No. Employers may not negatively consider veteran status when making hiring, firing or other employment related decisions, except in cases when veteran hiring preference is allowed or required by law, such as in employment at the state or federal level, depending on the position. Employers are also prohibited from discrimination in compensation and other terms of employment based on veteran or military status.
Q. When do employers need to be in full compliance of the new jurisdiction?
The statute has no phase-in period. Covered entities should begin to comply immediately.
Q. Will this law require that an employer hire a certain number of veterans?
Hiring practices must not discriminate based on veteran or military status to prevent a company from hiring veterans. The Washington State Human Rights Commission encourages diverse and inclusive hiring practices.
Q. Does the new jurisdiction cover harassment by co-workers?

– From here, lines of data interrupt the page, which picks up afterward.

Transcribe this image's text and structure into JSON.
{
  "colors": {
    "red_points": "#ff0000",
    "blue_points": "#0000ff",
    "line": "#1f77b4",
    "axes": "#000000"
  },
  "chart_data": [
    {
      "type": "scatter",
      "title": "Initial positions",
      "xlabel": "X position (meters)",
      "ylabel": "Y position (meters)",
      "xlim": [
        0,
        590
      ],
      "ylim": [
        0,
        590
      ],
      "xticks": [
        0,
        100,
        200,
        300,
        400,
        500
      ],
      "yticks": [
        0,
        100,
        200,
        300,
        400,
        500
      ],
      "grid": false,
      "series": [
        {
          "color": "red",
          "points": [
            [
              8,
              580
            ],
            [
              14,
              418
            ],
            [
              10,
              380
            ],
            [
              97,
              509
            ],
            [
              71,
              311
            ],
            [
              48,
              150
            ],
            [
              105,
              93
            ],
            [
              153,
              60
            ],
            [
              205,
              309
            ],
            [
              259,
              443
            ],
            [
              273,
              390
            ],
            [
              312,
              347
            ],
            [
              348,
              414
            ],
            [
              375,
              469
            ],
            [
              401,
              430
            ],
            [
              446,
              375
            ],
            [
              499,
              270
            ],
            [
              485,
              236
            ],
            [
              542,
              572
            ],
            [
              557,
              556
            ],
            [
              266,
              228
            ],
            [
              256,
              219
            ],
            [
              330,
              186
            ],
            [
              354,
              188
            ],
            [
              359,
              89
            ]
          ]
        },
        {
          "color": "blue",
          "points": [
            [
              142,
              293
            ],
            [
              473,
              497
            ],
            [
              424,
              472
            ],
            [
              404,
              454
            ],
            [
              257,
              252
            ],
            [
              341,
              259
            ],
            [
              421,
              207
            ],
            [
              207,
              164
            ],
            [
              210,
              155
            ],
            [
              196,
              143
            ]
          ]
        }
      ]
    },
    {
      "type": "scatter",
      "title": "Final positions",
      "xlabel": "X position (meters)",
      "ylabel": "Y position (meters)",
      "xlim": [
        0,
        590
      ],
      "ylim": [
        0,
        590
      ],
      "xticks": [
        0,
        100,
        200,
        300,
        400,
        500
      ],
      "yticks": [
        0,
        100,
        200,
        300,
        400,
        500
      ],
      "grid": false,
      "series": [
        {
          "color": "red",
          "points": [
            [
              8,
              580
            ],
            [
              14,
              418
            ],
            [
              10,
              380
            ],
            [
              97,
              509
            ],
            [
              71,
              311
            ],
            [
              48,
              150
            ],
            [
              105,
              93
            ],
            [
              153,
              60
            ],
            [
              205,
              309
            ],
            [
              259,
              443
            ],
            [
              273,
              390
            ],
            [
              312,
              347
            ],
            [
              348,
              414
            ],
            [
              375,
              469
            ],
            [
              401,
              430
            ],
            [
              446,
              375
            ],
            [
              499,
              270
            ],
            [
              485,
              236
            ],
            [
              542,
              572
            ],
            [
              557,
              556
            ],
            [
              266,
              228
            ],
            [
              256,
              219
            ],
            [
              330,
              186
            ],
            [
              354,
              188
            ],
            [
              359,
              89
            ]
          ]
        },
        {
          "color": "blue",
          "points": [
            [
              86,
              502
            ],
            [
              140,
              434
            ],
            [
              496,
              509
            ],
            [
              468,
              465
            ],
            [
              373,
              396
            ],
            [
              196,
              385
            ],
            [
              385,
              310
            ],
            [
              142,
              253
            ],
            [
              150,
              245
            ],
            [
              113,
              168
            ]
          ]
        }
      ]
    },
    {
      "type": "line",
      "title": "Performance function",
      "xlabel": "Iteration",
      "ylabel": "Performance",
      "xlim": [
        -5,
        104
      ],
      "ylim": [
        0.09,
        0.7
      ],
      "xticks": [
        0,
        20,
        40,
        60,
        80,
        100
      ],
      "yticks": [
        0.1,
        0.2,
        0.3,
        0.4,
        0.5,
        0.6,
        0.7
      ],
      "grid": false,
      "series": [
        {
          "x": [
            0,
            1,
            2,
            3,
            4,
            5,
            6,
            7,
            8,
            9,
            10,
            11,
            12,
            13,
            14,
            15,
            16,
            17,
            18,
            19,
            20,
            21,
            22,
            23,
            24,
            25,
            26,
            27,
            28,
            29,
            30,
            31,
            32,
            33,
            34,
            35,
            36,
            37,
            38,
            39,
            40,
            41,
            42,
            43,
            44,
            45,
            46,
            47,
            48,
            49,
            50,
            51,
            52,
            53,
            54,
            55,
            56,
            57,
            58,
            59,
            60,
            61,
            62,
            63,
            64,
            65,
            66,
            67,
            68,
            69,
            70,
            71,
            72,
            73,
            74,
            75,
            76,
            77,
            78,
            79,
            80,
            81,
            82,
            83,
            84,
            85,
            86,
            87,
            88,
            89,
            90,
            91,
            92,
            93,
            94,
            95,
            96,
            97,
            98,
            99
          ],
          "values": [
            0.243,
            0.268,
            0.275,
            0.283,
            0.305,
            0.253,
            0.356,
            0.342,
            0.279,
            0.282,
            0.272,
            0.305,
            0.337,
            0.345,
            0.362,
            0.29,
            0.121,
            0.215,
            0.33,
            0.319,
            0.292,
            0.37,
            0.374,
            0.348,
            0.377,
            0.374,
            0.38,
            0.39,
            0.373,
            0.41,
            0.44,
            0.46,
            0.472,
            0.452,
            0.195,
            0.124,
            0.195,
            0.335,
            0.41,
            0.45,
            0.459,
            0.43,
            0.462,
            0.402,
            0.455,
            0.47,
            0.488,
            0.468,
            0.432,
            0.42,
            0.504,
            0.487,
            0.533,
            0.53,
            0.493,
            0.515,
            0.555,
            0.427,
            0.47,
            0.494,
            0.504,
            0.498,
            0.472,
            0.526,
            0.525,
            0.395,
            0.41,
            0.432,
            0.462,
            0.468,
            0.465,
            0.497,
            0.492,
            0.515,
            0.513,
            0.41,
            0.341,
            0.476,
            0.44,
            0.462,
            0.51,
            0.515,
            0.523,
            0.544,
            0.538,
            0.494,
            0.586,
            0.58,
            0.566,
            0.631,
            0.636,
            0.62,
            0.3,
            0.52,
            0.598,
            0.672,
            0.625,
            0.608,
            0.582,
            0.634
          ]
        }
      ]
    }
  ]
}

The new statute does cover harassment by co-workers that the employer knows or should have known about, and that creates a hostile working environment for the victimized employee. To determine whether a hostile working environment exists, we would look at such factors as severity, pervasiveness, egregiousness, and frequency of the adverse acts, and whether they were based on the victim's veteran or military status.
The type of working environment is also important. In some types of workplaces, everyone treats everyone else with raw and crude language. We would also look to see if the conditions of work had been changed by the harassment, and whether the employer had taken appropriate action to stop the harassment. Employers should also have anti-discrimination policies in place, and implement and monitor them.
Q. As an employer, what else should I know about veteran and military status discrimination?
During the war in Iraq and Afghanistan, more veterans are returning to the United States with disabilities such as traumatic brain injury and Post-Traumatic Stress Disorder, or PTSD. While people with these disabilities do not necessarily show physical signs of injury, these conditions are still considered disabilities under the Washington Law Against Discrimination (WLAD), RCW 49.60. The WLAD also prohibits discrimination based on disability. Therefore, employers should not discriminate against those returning home from war or other military service based on veteran status or disability status.
Q. What financial penalties can be brought against employers for allowing harassment or discriminatory behavior against employees because of their veteran status? Generally, is one awarded lost wages or is there a financial penalty that people can bring to bear?
When our cases are adjudicated by administrative law judges, and a finding of discrimination is made, a wide range of penalties can be imposed by the judge. We should be able to pursue almost any remedy available at the federal court level under WAC 162-08-298 except the degree of general damages. See also RCW 49.60.250(6) and (7). General damages are limited: the WAC rule cited above prohibits punitive damages and the statute puts a $10,000 limit on humiliation damages. RCW 49.60.250(5). Other than that, the WSHRC should be able to pursue a range of employment "make whole" remedies, such as back wages, front wages, policy change, promotion, hire or reinstatement, accrued leave or other lost benefits, non-retaliation, and ceasing and desisting illegal acts and implementation of policies.
Our state law states that we are to be primarily concerned with achieving systemic changes in discriminatory policies and practices. In many cases where we find discrimination or where a case settles due to pre-finding settlement, the complainant does receive some money. However, the amounts are rarely of the very large size that people read about in the newspapers.
We often seek policy and practice changes by covered entities in settlements, and training for supervisors and managers on civil rights law.